Anschließend konnte bei einer Rundfahrt durch die Stadt der Verkehrskadettenleiter, Herr Adelmann, die Stausituation eindrucksvoll in Praxis aufzeigen. Auffallend wie meistens, der an diesem Tag angefahrene P & R Parkplatz bei der Europabrücke war nur mäßig frequentiert. Während der Rundfahrt hatte Herr Adelmann Zeit, einige interessante Informationen zu geben. In einem mir zugegangenen Informationspapier mit ca. 50 Seiten konnte hierzu ergänzend noch folgendes entnommen werden: Die Grundidee kommt aus der Schweiz. In den 60 Jahren wurde das Konzept mit Verkehrskadetten erstmals konzipiert, in Deutschland wurde dies 1972 übernommen. Träger der hiesigen Verkehrskadetten ist die Kreisverkehrswacht Konstanz – Hegau e.V. mit Sitz in Steißlingen. Die Institution Verkehrskadetten wurde im November 2012 in Konstanz gegründet, Vorbild ist das Konzept der Schweizer Kadetten. In BW sind die hiesigen Kadetten momentan die Einzigen im Land. Aktuell sind ca. 50 Kadetten erfasst. Diese kommen weitgehend aus Konstanz, aber auch aus dem Umland wie Allensbach und Hegne. Mindestalter ist 14 Jahre, Nachwuchssorgen gibt es keine. Nach acht Schulungstagen mit ca. 60 Stunden, gegliedert in Theorie und Praxis, erfolgt eine Prüfung. Bei Nichtbestehen ist die Nachprüfung im folgenden Jahr. Hauptaufgabe ist es, den Verkehr in sichere Bahnen zu lenken. Zur Kommunikation haben die Kadetten Funkgeräte und sind in Funkkontakt mit der Leistelle in der Laube. Somit kann auf die Verkehrssituation reagiert werden. Jeder Kadett ist min. 4 – 5 Mal monatlich im Einsatz, genereller Einsatzort ist das LAGO. Neben den weiteren Konstanzer Einsatzorten werden teilweise auch grenzüberschreitende Einsätze durchgeführt.
Im Jahr 2016 hatten die Verkehrskadetten 110 Einsätze mit 5626 Einsatzstunden.
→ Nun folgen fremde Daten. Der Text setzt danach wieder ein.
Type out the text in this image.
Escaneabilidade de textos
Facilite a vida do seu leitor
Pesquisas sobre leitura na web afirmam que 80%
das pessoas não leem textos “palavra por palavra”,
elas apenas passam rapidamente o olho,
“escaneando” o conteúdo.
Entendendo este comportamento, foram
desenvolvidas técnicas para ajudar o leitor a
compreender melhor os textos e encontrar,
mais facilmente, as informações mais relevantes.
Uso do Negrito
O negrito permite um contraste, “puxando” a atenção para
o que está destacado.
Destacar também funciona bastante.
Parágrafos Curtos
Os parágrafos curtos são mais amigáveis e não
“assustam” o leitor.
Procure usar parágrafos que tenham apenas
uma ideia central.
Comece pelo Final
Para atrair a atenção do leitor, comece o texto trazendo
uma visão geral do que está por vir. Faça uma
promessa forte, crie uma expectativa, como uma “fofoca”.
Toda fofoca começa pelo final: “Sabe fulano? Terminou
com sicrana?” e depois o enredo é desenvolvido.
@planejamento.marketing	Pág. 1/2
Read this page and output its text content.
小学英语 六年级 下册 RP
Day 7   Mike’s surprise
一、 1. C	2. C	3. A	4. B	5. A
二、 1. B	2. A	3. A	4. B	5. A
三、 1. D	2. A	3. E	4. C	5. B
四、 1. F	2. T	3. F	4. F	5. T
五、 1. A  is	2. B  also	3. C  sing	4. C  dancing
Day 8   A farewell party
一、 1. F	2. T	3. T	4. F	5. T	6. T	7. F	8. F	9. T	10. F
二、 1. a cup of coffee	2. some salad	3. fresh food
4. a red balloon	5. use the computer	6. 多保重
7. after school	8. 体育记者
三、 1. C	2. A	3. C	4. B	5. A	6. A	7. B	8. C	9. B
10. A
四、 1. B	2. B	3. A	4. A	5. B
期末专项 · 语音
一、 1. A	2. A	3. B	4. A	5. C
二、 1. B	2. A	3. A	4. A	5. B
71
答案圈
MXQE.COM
Die Entschädigung liegt pro Kadett und pro Stunde zwischen 5,00 € und 7,00 €.

Fazit:
Aus diesen Zahlen lässt sich die Wichtigkeit der Verkehrskadetten herausrechnen. Der Einsatz des städtischen Ordnungsdienstes würde ein Vielfaches betragen.“

 

Die heitere Weihnachtsfeier der FWK fand am 19.12.2016 in der Fonduehütte des Cafés Wessenberg statt. Wir bedanken uns bei unseren Fraktionsmitgliedern für ihren grandiosen Auftritt zur Weiterführung der Wendelgardgeschichte mit den Akteuren: Wandelgard, Knusper Fädlein, Ulrich von Buchenhardt, Uli von Pappelwald, Medicus vom Weisswald vom Schädel und Kossimelda!